実施例8において、加熱処理を施した桃破砕物の残部(5.5kg)について、酵素剤の添加を省略して搾汁した他は実施例8と同様に処理して酸無添加の桃ジュースを得た。この桃ジュースについて、実施例1と同様にして搾汁率、酸度(リンゴ酸換算)、pH、甘味(Brix)、糖酸比及び粘度を測定して表8に併せて示す。
Claims (7)
- 果物及び/又は野菜を破砕しつつそれの細胞を残存させた破砕物に、前記細胞の細胞壁を分解するセルラーゼ活性と、前記細胞壁を形成するペクチンを分解し遊離のガラクツロン酸を生成するペクチナーゼ活性とを併有する酵素として、アクレモニウム属菌が産生したアクレモニウムセルラーゼを含有する酵素剤を添加し、前記粉砕物をペースト状又は液状となるように酵素反応を施して、前記ガラクツロン酸によりリンゴ酸換算の酸度を増加した酵素処理物とし、
前記酵素処理物中又は前記酵素処理物を搾汁した搾汁液中の前記酵素剤に失活処理を施した後、
前記酵素処理物又は前記搾汁液を酸成分の添加なく容器に充填することを特徴とする酸無添加ジュースの製造方法。 - 前記酵素剤のCMCase法による力価が10000u/g以上であることを特徴とする請求項1に記載の酸無添加ジュースの製造方法。
- 前記酵素反応を、前記酵素剤を添加した前記粉砕物を20〜70℃で5〜90分保持して施すことを特徴とする請求項1又は請求項2に記載の酸無添加ジュースの製造方法。
- 前記酵素剤を、果物及び/又は野菜自身に本来的に含有されている酵素の失活処理を施した前記破砕物に添加することを特徴とする請求項1〜3のいずれかに記載の酸無添加ジュースの製造方法。
- 前記失活処理を、加熱処理で行うことを特徴とする請求項1〜4のいずれかに記載の酸無添加ジュースの製造方法。

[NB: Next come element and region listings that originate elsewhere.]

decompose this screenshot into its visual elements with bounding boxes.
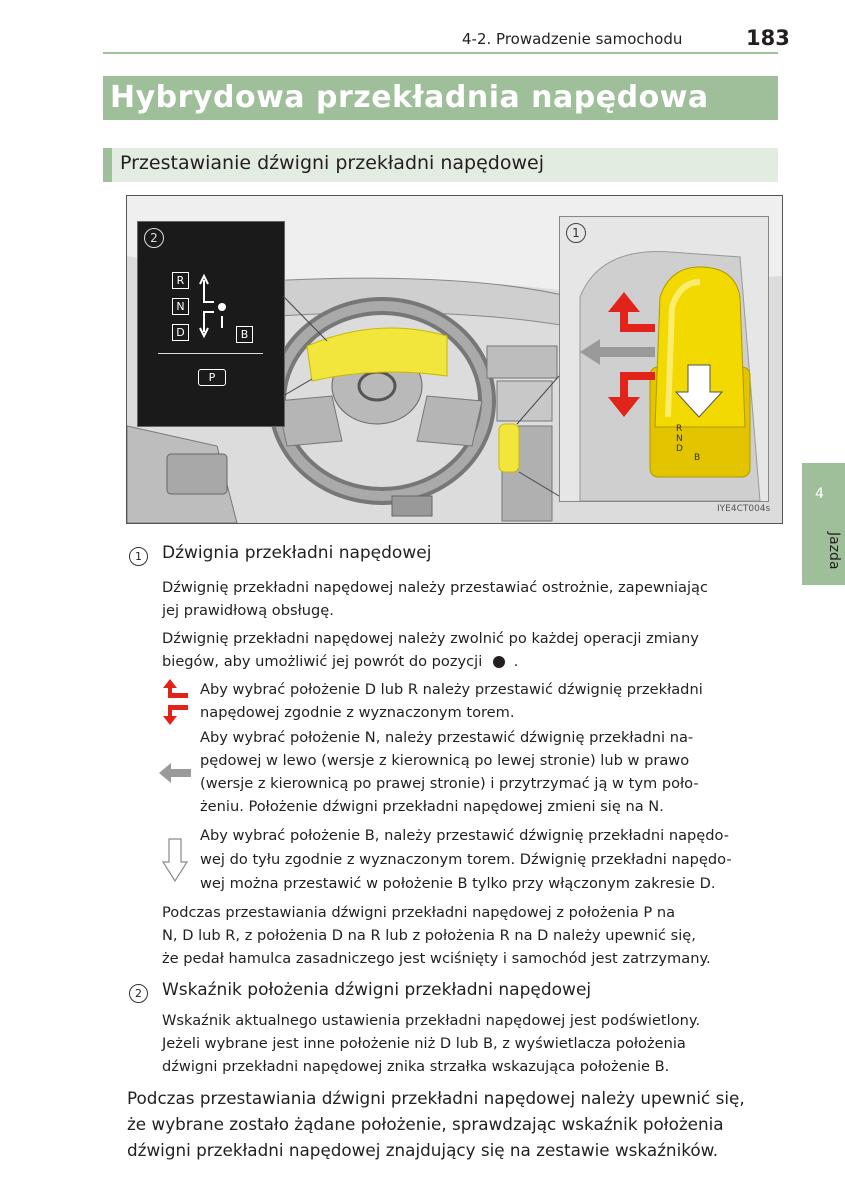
indicator-n: N (172, 298, 189, 315)
item1-heading: Dźwignia przekładni napędowej (162, 543, 432, 563)
lever-inset (559, 216, 769, 502)
item2-p1-line3: dźwigni przekładni napędowej znika strzałka wskazująca położenie B. (162, 1058, 670, 1075)
indicator-r: R (172, 272, 189, 289)
grey-arrow-line3: (wersje z kierownicą po prawej stronie) i przytrzymać ją w tym poło- (200, 775, 699, 792)
red-up-down-arrows-icon (162, 678, 190, 726)
item1-p1-line1: Dźwignię przekładni napędowej należy przestawiać ostrożnie, zapewniając (162, 579, 709, 596)
grey-arrow-line4: żeniu. Położenie dźwigni przekładni napędowej zmieni się na N. (200, 798, 664, 815)
lever-label-b: B (694, 453, 701, 463)
item2-marker: 2 (129, 984, 148, 1003)
indicator-b: B (236, 326, 253, 343)
item1-p2-line1: Dźwignię przekładni napędowej należy zwolnić po każdej operacji zmiany (162, 630, 699, 647)
header-divider (103, 52, 778, 54)
item1-p3-line1: Podczas przestawiania dźwigni przekładni napędowej z położenia P na (162, 904, 676, 921)
item1-p2-suffix: . (513, 653, 519, 670)
section-subtitle: Przestawianie dźwigni przekładni napędowej (120, 152, 545, 174)
item2-marker-wrap (129, 982, 148, 1003)
page-number: 183 (746, 26, 790, 50)
item1-p2-line2 (162, 650, 518, 673)
closing-line1: Podczas przestawiania dźwigni przekładni napędowej należy upewnić się, (127, 1088, 745, 1108)
item1-p1-line2: jej prawidłową obsługę. (162, 602, 334, 619)
item1-p3-line2: N, D lub R, z położenia D na R lub z położenia R na D należy upewnić się, (162, 927, 696, 944)
down-arrow-line3: wej można przestawić w położenie B tylko przy włączonym zakresie D. (200, 875, 716, 892)
closing-line2: że wybrane zostało żądane położenie, sprawdzając wskaźnik położenia (127, 1114, 724, 1134)
grey-left-arrow-icon (158, 762, 192, 784)
callout-1: 1 (566, 223, 586, 243)
position-dot-icon (493, 656, 505, 668)
red-arrow-line1: Aby wybrać położenie D lub R należy przestawić dźwignię przekładni (200, 681, 703, 698)
lever-label-d: D (676, 444, 683, 454)
white-down-arrow-icon (162, 838, 188, 882)
subtitle-accent (103, 148, 112, 182)
lever-label-r: R (676, 424, 683, 434)
item2-p1-line1: Wskaźnik aktualnego ustawienia przekładni napędowej jest podświetlony. (162, 1012, 701, 1029)
item1-p2-line2-text: biegów, aby umożliwić jej powrót do pozycji (162, 653, 483, 670)
section-header: 4-2. Prowadzenie samochodu (462, 30, 683, 48)
item1-p3-line3: że pedał hamulca zasadniczego jest wciśnięty i samochód jest zatrzymany. (162, 950, 711, 967)
down-arrow-line2: wej do tyłu zgodnie z wyznaczonym torem. Dźwignię przekładni napędo- (200, 851, 732, 868)
closing-line3: dźwigni przekładni napędowej znajdujący się na zestawie wskaźników. (127, 1140, 719, 1160)
indicator-p: P (198, 369, 226, 386)
image-code: IYE4CT004s (717, 504, 771, 514)
chapter-label: Jazda (826, 532, 842, 570)
grey-arrow-line1: Aby wybrać położenie N, należy przestawić dźwignię przekładni na- (200, 729, 694, 746)
item2-p1-line2: Jeżeli wybrane jest inne położenie niż D lub B, z wyświetlacza położenia (162, 1035, 686, 1052)
lever-drawing (560, 217, 768, 501)
dashboard-illustration (126, 195, 783, 524)
chapter-number: 4 (815, 486, 824, 502)
lever-label-n: N (676, 434, 683, 444)
red-arrow-line2: napędowej zgodnie z wyznaczonym torem. (200, 704, 515, 721)
down-arrow-line1: Aby wybrać położenie B, należy przestawić dźwignię przekładni napędo- (200, 827, 729, 844)
item2-heading: Wskaźnik położenia dźwigni przekładni napędowej (162, 980, 592, 1000)
grey-arrow-line2: pędowej w lewo (wersje z kierownicą po lewej stronie) lub w prawo (200, 752, 690, 769)
indicator-d: D (172, 324, 189, 341)
callout-2: 2 (144, 228, 164, 248)
item1-marker-wrap (129, 545, 148, 566)
page-title: Hybrydowa przekładnia napędowa (110, 80, 709, 115)
item1-marker: 1 (129, 547, 148, 566)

- 果物及び/又は野菜を破砕してそれの細胞を残存させている破砕物を流動化し且つリンゴ酸換算の酸度を酸成分の添加なく増加する流動化剤であって、
前記流動化剤には、前記細胞の細胞壁を分解するセルラーゼ活性と、前記細胞壁を形成するペクチンを分解し遊離のガラクツロン酸を生成して前記酸度を増加するペクチナーゼ活性とを併有する酵素として、アクレモニウム属菌が産生したアクレモニウムセルラーゼを含む酵素剤が含有されていることを特徴とする流動化剤。 - 前記酵素剤のCMCase法による力価が10000u/g以上であることを特徴とする請求項6に記載の流動化剤。